かつて中小企業のM&Aといえば、テレビドラマにもなった小説「ハゲタカ」で描かれたような敵対的買収のイメージが強かった。しかし、最近では後継者不足から経営者も不本意ながら廃業を余儀なくされるケースが急増。中小企業の独自技術と雇用、顧客を守るための事業承継M&Aを選ぶ経営者が増えている。中小企業が事業承継M&Aを成功させるためには、どのような準備が必要なのか?

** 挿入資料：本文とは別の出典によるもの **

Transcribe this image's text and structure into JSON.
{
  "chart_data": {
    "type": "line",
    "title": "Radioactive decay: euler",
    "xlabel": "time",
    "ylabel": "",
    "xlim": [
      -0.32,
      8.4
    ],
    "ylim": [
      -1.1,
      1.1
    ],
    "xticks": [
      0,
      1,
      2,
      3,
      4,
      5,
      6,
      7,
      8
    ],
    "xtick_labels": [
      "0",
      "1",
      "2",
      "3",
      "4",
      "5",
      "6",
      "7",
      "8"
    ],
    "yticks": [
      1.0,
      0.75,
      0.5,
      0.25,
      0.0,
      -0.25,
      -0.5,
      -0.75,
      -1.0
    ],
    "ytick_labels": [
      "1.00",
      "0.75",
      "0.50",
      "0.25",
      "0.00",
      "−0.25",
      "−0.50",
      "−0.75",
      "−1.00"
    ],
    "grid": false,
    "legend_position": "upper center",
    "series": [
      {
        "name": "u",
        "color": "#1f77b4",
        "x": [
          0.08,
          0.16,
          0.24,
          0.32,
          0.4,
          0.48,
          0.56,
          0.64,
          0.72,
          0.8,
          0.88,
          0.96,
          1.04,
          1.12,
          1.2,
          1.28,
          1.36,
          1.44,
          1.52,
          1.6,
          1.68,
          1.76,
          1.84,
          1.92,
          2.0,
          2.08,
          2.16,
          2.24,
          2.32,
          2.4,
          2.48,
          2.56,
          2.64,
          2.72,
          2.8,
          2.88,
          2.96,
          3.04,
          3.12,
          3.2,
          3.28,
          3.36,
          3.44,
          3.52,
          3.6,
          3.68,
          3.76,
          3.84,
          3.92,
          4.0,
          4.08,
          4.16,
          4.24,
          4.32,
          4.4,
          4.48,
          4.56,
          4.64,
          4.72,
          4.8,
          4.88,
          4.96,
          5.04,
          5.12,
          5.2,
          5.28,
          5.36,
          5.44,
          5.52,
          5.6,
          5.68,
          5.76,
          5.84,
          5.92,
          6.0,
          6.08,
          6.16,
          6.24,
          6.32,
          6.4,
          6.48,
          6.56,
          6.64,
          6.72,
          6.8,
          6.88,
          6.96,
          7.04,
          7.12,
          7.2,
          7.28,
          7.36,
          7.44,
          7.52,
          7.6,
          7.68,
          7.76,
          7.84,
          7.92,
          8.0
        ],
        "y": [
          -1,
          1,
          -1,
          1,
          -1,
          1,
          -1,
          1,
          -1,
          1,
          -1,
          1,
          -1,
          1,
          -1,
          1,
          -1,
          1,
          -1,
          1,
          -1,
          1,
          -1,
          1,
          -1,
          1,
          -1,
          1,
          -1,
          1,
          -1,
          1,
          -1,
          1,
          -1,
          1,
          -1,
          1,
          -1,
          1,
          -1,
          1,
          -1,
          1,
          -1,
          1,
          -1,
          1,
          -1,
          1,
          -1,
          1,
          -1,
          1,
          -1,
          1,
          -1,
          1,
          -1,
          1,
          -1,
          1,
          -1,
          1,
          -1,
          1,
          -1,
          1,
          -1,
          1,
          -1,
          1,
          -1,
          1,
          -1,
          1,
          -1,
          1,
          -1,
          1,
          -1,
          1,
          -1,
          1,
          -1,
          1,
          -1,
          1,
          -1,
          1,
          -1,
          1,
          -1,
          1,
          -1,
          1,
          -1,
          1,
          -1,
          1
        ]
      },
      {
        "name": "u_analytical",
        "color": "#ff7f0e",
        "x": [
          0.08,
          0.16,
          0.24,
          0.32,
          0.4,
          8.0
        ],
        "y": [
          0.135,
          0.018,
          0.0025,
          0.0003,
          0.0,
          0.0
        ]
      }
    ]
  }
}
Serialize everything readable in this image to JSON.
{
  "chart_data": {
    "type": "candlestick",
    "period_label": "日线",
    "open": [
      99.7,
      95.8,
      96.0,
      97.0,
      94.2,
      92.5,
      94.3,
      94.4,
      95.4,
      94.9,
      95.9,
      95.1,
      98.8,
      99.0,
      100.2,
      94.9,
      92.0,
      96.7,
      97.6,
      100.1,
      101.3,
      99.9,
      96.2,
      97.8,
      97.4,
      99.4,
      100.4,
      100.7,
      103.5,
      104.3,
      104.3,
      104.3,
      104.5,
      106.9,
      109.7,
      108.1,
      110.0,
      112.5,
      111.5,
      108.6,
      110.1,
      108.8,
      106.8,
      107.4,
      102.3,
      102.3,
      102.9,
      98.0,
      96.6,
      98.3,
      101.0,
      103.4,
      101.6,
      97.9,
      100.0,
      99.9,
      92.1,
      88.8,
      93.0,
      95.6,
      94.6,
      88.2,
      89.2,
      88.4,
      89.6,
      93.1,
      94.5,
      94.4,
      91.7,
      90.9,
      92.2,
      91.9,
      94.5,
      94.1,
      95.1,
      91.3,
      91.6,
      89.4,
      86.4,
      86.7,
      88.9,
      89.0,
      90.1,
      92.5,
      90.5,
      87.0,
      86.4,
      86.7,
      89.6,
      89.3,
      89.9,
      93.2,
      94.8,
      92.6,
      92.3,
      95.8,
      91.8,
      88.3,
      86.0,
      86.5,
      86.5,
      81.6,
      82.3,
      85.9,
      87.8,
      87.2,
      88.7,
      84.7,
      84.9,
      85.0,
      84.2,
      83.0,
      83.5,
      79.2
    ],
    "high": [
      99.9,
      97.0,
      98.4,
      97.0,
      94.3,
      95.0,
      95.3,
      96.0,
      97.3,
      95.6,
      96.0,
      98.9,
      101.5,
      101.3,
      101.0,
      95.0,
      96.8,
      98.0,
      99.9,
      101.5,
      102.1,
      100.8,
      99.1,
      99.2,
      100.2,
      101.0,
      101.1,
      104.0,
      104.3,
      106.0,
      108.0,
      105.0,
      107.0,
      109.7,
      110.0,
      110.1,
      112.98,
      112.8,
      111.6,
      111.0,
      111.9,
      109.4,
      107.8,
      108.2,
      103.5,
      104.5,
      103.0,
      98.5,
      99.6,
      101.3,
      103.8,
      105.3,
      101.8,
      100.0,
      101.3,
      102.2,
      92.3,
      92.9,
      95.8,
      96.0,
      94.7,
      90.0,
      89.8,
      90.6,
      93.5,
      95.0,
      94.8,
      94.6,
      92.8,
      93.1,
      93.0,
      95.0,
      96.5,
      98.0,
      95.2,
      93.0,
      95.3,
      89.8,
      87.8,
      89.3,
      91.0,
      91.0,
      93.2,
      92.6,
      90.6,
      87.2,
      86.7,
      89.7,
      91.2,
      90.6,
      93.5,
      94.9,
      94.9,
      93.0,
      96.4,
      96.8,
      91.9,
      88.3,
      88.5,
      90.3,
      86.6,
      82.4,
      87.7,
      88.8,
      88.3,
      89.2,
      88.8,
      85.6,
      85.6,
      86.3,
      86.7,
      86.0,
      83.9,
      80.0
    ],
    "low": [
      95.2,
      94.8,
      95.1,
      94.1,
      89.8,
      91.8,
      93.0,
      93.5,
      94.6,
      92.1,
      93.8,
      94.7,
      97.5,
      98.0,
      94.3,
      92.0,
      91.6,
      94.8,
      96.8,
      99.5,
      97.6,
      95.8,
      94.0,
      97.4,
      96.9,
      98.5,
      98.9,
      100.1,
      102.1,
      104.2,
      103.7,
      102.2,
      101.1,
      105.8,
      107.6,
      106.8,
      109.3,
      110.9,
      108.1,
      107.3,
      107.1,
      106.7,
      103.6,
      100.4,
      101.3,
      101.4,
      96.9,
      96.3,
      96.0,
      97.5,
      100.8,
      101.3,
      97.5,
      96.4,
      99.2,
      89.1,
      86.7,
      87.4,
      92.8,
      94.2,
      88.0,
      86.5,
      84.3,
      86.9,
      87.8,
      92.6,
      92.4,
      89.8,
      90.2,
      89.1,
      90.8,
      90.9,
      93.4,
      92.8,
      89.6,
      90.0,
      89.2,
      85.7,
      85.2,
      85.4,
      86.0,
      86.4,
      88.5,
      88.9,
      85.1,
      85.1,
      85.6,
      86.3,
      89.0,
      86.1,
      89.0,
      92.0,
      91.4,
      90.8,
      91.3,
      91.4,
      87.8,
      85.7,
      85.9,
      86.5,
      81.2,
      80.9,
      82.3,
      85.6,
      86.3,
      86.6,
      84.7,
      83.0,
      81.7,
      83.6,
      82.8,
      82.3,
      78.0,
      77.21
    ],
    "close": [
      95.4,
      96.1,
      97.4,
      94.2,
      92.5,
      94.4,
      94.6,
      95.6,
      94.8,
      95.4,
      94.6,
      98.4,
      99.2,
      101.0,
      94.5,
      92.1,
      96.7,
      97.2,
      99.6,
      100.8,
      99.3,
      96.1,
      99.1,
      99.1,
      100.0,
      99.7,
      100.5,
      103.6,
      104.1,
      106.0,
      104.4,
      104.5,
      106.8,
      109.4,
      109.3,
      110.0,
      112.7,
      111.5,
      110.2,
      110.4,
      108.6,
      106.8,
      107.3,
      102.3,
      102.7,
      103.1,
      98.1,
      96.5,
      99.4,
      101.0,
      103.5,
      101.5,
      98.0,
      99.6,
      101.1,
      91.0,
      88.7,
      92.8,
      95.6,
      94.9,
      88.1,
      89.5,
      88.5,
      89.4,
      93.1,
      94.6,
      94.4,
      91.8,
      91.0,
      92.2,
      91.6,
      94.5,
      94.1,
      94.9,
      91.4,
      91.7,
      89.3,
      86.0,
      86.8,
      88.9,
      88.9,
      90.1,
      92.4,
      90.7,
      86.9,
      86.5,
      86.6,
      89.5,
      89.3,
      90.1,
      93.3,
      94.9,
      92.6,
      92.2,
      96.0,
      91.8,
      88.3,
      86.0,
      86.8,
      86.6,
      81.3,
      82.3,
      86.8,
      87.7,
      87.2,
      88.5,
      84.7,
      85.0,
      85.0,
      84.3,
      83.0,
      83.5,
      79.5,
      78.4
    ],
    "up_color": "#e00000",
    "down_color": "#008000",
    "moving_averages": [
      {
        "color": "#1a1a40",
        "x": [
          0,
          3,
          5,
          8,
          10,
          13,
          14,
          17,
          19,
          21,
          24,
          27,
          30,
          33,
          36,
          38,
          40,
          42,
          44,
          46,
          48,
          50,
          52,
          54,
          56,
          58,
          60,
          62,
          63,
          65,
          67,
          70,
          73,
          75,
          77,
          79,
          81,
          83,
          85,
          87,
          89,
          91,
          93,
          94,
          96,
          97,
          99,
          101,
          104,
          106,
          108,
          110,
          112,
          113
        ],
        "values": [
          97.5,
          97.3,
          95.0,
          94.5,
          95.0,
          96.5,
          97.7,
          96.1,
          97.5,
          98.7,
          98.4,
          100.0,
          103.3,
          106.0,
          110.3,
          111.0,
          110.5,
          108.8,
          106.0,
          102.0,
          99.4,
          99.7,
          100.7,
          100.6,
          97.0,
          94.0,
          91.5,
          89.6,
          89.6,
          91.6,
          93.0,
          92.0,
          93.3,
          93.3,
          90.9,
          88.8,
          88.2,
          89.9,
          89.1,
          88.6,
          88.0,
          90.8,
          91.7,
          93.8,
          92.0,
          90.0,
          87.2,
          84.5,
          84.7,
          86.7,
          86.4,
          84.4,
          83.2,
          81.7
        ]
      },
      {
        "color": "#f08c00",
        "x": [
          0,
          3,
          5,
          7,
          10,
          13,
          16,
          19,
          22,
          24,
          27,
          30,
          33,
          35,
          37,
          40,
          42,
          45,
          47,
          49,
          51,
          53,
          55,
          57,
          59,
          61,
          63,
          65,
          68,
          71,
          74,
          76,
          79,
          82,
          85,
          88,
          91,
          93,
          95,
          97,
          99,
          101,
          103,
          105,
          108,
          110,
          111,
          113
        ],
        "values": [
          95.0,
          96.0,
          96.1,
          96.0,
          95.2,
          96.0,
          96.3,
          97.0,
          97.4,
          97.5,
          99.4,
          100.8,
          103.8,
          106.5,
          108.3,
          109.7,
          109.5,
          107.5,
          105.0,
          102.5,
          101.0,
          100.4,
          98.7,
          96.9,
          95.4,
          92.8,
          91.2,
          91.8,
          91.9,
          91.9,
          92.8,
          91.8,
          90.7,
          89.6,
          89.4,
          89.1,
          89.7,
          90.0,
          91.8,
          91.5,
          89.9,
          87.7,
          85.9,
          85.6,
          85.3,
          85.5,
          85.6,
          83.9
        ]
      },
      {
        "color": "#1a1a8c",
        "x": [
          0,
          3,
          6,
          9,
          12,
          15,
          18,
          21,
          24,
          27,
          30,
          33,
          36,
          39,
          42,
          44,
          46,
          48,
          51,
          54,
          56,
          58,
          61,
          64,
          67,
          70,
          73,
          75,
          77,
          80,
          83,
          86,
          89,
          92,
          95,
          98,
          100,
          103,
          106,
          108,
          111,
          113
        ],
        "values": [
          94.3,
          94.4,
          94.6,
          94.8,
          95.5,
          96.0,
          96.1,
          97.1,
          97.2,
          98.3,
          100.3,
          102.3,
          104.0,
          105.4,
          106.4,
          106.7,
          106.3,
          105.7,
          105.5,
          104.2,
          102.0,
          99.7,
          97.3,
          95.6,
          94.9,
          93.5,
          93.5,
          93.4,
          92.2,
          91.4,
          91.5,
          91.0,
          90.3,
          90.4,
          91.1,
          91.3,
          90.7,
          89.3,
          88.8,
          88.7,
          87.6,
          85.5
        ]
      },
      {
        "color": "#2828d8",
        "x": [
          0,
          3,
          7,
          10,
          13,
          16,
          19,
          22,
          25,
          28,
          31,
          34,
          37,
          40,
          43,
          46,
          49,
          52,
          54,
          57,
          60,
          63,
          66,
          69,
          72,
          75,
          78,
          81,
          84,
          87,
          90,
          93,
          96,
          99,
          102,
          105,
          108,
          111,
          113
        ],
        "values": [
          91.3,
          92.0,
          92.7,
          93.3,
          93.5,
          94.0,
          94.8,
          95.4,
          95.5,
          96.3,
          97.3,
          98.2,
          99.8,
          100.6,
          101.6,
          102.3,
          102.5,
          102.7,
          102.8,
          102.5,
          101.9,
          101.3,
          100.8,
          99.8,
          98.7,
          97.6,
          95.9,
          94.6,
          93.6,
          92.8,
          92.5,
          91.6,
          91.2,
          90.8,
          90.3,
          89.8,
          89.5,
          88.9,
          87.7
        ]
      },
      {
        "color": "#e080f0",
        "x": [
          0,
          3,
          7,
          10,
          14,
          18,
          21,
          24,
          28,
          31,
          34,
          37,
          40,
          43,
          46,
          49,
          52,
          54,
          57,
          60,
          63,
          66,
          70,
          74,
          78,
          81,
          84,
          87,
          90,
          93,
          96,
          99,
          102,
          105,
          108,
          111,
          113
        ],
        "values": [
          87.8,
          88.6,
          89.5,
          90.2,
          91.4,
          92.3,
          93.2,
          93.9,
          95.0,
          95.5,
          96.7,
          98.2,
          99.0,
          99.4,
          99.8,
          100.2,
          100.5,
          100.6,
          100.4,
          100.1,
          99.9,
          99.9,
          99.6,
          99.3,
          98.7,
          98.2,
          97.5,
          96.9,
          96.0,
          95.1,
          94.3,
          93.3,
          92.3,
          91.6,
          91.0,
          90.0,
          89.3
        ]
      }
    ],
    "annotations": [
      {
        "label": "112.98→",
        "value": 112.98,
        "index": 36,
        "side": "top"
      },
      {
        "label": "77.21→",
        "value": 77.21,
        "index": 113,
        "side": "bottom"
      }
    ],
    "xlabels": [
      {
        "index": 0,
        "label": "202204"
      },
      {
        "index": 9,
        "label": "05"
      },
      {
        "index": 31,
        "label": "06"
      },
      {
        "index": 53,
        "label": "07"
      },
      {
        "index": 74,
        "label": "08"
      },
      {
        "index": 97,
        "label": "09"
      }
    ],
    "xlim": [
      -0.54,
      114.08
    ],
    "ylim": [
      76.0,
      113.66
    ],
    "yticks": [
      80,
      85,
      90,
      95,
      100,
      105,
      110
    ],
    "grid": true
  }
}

そこで2019年6月に事業承継M&A『磨き上げ』のポイント」(経済法令研究会刊)を上梓した岡本行生アドバンストアイ社長、金井厚新生銀行企業情報部長、岩松琢也税理士法人丸の内アドバイザーズ代表社員の3人に、中小企業が事業承継M&Aを成功させるために必要な準備とポイントを聞いた。

「初歩的なこと」をきちんとやっておく大切さ

-「事業承継M&A『磨き上げ』のポイント」で挙げられている企業売却を有利に進めるための準備ですが、「株主名簿の作成・管理」や「会計帳簿の適切な作成・保管」「事業計画の作成」「営業状況・顧客・仕入れ先の管理」「税の申告書控えの保管」「契約書の整理・保管」「給与台帳・賃金台帳の整理」「社内の整理整頓」といった、ごく当たり前のことが書かれているように思いました。

岩松 「こんな初歩的な内容が本になるのか」とも思ったが(笑)、現場では「こんなこともできてないのか?」と驚くこともしばしば。当たり前のことができていないことがトラブルになり、M&A交渉が破談になるケースも多い。

金井 事業承継M&Aのための準備と言っても、当たり前のことがほとんど。しかし、これらができていないと交渉はまとまらない。買い手にとっては当たり前のことができてないと、買収する事業の全体像が分からないため不安になる。結局、売り手にとっては想定を下回る買収額を提示されるということになりかねない。

「買い手は当たり前のことができてない企業の買収は不安になる」と、金井さん

岡本 とりわけ大手企業は買収する企業の実態が「分からない」ことを最も嫌う。価格が高いからではなく、分からなくて怖いから買わない。きちんと準備をしていれば大手企業に売れたのに…というケースもよくある。より良い相手に、より高い価格で売るには「事業承継M&A『磨き上げ』のポイント」で指摘した当たり前の準備が欠かせない。